Capital Police Reclaim Human Rights Office after 19-Month Occupation

Photo: Twitter

By THE PULSE NEWS MEXICO STAFF

After more than 19 months of occupation by the predominantly female Okupa movement protest group, the headquarters of Mexico’s National Human Rights Commission (CNDH) in downtown Mexico City was reclaimed by capital police on the night of Friday, April 15.

Mexico City’s Secretariat of Citizen Security (SSC) police implemented an operation to surround the building and evict the occupants after four hooded women who had presumably been living inside the occupied structure were detained by police following their alleged attack with metal rods on a car with a woman inside it on Wednesday, April 13.

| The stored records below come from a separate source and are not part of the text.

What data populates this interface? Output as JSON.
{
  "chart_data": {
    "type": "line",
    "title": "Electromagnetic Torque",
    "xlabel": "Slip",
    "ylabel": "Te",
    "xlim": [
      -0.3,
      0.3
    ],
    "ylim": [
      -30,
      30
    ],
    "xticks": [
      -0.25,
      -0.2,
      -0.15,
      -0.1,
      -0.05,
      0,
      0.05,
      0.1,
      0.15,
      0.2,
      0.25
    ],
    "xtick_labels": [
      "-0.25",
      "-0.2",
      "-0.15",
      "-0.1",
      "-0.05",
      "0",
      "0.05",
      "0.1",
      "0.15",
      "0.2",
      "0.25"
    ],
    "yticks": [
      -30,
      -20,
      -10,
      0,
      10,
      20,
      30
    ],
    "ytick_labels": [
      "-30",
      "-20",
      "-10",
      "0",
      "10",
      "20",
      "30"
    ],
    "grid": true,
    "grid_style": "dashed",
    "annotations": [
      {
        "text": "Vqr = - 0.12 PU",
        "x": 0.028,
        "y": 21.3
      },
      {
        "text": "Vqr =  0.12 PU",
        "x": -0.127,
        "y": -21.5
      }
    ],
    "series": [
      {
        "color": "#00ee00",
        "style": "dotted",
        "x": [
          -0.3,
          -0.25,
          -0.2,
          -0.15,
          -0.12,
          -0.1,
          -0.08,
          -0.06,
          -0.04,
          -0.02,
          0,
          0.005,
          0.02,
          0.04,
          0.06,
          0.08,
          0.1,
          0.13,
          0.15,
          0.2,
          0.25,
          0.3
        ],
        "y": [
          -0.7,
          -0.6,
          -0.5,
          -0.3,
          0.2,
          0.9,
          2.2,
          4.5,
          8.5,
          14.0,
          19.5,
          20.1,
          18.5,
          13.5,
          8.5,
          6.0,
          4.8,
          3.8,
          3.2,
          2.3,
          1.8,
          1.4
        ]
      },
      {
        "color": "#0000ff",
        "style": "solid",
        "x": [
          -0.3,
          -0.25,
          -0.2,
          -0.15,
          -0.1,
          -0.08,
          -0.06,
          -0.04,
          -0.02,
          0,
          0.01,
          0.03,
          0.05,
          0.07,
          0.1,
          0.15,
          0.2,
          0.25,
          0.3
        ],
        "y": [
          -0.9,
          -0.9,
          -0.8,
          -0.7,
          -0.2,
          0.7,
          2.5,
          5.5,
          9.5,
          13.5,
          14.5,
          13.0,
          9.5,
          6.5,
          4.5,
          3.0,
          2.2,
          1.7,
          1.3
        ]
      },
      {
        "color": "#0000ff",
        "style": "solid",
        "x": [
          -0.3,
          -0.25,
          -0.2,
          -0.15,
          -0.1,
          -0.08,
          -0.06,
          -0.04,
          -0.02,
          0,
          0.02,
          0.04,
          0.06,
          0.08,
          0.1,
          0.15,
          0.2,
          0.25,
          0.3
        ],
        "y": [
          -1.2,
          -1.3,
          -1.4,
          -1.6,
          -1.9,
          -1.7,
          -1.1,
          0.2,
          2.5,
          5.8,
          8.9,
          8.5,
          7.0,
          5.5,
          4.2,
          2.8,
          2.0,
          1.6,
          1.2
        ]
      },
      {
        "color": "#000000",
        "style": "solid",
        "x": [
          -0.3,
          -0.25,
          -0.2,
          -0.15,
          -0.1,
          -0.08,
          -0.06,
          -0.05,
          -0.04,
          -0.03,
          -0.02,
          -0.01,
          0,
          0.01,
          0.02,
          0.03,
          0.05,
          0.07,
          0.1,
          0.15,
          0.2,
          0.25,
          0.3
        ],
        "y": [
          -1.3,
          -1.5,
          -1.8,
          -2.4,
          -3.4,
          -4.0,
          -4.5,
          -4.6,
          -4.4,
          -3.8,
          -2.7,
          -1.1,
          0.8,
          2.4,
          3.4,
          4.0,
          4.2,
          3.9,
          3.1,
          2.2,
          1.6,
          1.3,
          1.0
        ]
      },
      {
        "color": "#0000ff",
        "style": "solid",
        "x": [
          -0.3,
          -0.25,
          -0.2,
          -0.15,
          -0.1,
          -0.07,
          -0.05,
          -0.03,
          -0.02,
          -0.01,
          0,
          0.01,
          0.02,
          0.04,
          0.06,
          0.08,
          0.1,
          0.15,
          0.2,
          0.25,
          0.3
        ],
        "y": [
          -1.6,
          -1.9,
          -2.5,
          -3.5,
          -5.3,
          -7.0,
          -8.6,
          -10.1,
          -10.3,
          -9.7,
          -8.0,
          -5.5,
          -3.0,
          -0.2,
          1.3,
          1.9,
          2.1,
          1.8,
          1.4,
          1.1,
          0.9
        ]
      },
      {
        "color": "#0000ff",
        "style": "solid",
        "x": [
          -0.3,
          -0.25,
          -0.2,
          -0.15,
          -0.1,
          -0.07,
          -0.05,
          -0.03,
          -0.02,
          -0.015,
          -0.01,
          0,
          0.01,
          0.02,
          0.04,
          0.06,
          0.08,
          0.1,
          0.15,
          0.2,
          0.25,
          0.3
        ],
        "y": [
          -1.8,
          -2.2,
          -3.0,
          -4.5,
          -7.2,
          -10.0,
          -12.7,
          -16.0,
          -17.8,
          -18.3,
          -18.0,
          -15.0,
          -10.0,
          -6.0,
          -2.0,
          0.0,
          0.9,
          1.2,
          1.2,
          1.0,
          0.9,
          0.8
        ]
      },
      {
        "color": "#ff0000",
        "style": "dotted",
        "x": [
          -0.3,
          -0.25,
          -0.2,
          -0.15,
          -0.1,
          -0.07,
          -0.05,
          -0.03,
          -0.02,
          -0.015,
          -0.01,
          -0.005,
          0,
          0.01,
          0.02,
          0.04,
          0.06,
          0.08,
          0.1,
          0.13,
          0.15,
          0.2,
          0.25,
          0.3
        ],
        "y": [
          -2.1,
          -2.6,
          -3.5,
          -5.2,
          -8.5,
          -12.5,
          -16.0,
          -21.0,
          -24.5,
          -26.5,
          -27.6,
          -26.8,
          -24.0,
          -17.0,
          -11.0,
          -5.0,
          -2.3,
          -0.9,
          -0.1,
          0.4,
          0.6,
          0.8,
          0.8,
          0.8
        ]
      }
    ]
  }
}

A video of the attack just outside the CNDH building, located at República de Cuba 60 in the Centro Histórico, was seen on social media and went viral nationally.

Apparently, the women, who had been occupying the building for the last 19 months as part of a continued women’s rights protest, had previously assaulted other people in the area and demanded money.

Omar García Harfuch, head of the SSC, reported on the recovery of the CNDH headquarters Friday night.

“As a result of a complaint about attacks on the República de Cuba street, the Mexico City Prosecutor’s Office and the SSC intervened and recovered a property in order to prevent it from being used to carry out more actions that put citizens at risk,” he wrote on his Twitter account.

At least three women who were inside the building resisted arrest, throwing themselves on the ground and forcing the officers to use force. They were subsequently arrested.

About 20 other women left the building without resistance and were not detained.